I had several impactful coaching appointments this last week. My coaching approach involves working on clients’ inner and outer game. The outer game focuses on tasks the client would like to get better at: giving feedback, delegating, listening, building relationships etc. The inner game focuses on (often unconscious) beliefs, assumptions, patterns of thought that are driving the outer game and perhaps are preventing the client from making lasting, transformative change. It can take several months to really surface these beliefs. I use many different assessments, tools, and questions to help the client along this path. It takes courage on the client’s part and trust in me that I will be with them all the way.

In coaching, we often talk about being able to “get up on the balcony.” This shorthand really means the ability to take perspective, to rise above the specifics of a situation and see patterns. I had one client realize that the current situation they were in of taking on tasks and jobs that they really don’t enjoy (just because they’re asked) was part of a pattern of their whole adult life. Another client realized that a habit of avoiding important discussions had affected many relationships over the years and was holding them back from more meaningful interactions. A third realized that a really deep assumption (that they didn’t have as much to offer as other colleagues) was untrue, and they stepped into their power in an important meeting and it was liberating.

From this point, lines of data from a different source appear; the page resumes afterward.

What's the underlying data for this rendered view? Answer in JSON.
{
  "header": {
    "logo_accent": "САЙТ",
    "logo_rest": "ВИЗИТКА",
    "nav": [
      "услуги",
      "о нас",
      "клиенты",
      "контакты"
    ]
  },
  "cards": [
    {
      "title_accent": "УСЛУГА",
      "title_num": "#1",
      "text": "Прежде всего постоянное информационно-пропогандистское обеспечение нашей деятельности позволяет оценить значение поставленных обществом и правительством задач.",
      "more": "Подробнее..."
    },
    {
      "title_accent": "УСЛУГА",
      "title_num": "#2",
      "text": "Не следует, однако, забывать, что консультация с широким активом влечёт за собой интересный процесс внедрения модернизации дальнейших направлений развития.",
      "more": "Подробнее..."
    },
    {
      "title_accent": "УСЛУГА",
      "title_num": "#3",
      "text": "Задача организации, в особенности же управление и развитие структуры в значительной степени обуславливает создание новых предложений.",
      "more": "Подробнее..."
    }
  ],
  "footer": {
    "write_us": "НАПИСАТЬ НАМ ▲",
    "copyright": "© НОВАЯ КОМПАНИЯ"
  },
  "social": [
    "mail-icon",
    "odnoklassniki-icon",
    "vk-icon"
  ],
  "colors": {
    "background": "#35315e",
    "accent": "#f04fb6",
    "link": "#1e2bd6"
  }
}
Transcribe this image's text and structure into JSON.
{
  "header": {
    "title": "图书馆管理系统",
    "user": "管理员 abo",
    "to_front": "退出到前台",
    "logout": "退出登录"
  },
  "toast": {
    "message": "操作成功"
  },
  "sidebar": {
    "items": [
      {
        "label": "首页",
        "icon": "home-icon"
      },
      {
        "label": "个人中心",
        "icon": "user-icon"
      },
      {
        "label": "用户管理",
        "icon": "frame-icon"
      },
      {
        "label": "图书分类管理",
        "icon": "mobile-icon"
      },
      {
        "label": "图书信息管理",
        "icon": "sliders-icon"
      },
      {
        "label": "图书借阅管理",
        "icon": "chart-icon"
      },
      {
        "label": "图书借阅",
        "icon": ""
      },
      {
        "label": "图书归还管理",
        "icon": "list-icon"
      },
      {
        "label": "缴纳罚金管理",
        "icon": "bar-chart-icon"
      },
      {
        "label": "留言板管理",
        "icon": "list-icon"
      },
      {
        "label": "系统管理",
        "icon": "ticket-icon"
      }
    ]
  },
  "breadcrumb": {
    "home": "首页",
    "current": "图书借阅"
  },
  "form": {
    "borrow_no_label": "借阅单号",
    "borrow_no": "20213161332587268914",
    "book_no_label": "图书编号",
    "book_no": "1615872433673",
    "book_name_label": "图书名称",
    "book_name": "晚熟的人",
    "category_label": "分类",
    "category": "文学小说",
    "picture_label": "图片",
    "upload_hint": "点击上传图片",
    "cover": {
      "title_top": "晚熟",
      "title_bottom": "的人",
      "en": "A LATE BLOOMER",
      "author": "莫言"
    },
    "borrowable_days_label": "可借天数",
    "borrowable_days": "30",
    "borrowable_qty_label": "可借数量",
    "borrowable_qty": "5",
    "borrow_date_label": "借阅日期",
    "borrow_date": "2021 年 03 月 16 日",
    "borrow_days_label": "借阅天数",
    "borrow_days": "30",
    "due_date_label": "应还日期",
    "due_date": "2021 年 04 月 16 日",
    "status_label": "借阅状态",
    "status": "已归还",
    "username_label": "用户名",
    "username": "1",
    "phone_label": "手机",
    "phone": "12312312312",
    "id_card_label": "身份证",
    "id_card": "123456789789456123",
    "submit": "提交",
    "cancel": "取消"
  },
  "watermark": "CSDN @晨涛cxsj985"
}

What all three clients did was step out of their comfort zone. And that takes courage. Stepping onto the balcony is only the beginning though. Self-awareness is a huge first step; from there, clients make choices of what they’re going to do with that awareness. What changes are they willing to make? Awareness precedes choice which precedes change. I am often amazed at the courage of my clients, and I feel so honored when they step onto that balcony and let me stand there with them as they bravely enter a more authentic, meaningful relationship with themselves and others.